たとえ、涙が頬を濡らしても。
⇒偶然の出会い
大学終わりに、ギターを背負ってそのまま、ちょっと買い物に行こうと考えから人が多い街中を歩く…
ギターは必ず持って行ったら、持って帰るのを徹底している。
冬汰の大事なものを置いて帰るとは、冬汰を手放すのと同じだからだ。
ふと、ガラスに映る自分を見て、微笑む。
もうすっかり、ギターを背負った姿も見慣れたものだ。
ギターを弾こうだなんて、思ったことなかったけど…
あの頃の楽しそうにギター弾く冬汰の姿を思い出して、日々ギターの練習に励む。
「あ、あの!!」
後ろから突然、大きな声がして振り返ると、そこには茶髪のセミロングをした女の人が立っていた。
…見たことのない顔だ。
きっと、人違いだろう。
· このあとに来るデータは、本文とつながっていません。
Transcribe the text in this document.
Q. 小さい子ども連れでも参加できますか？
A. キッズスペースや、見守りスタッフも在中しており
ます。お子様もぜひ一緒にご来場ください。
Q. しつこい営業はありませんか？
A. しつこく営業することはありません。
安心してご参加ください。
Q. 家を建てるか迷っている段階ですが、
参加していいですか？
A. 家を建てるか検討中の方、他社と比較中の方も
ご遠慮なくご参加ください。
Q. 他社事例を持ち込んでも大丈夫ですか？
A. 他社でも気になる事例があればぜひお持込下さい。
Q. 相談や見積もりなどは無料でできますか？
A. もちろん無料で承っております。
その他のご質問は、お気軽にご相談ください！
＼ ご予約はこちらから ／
そう思って愛想笑いをしてまた歩きだそうとした時…
「澪春さん…じゃないですか?」
そう言葉を掛けられた。
あたしの名前…なんでこの人が知ってるの?
も、もしかして…
会ったこと合ったのかな!?
でもいくら記憶を遡っても、目の前にいるこの子と似ている人の記憶もない。
また、たまたまあたしと同じ名前の友人をお持ちなのだろう。
「人違いじゃないですか?
あたしあなたのこと…」
「汐留 冬汰」
そう口にした女の人…
冬汰…?
「なんで…冬汰のこと」
「そのギター、冬汰のでしょ?」
あたしのギターを真っ直ぐ指を刺された。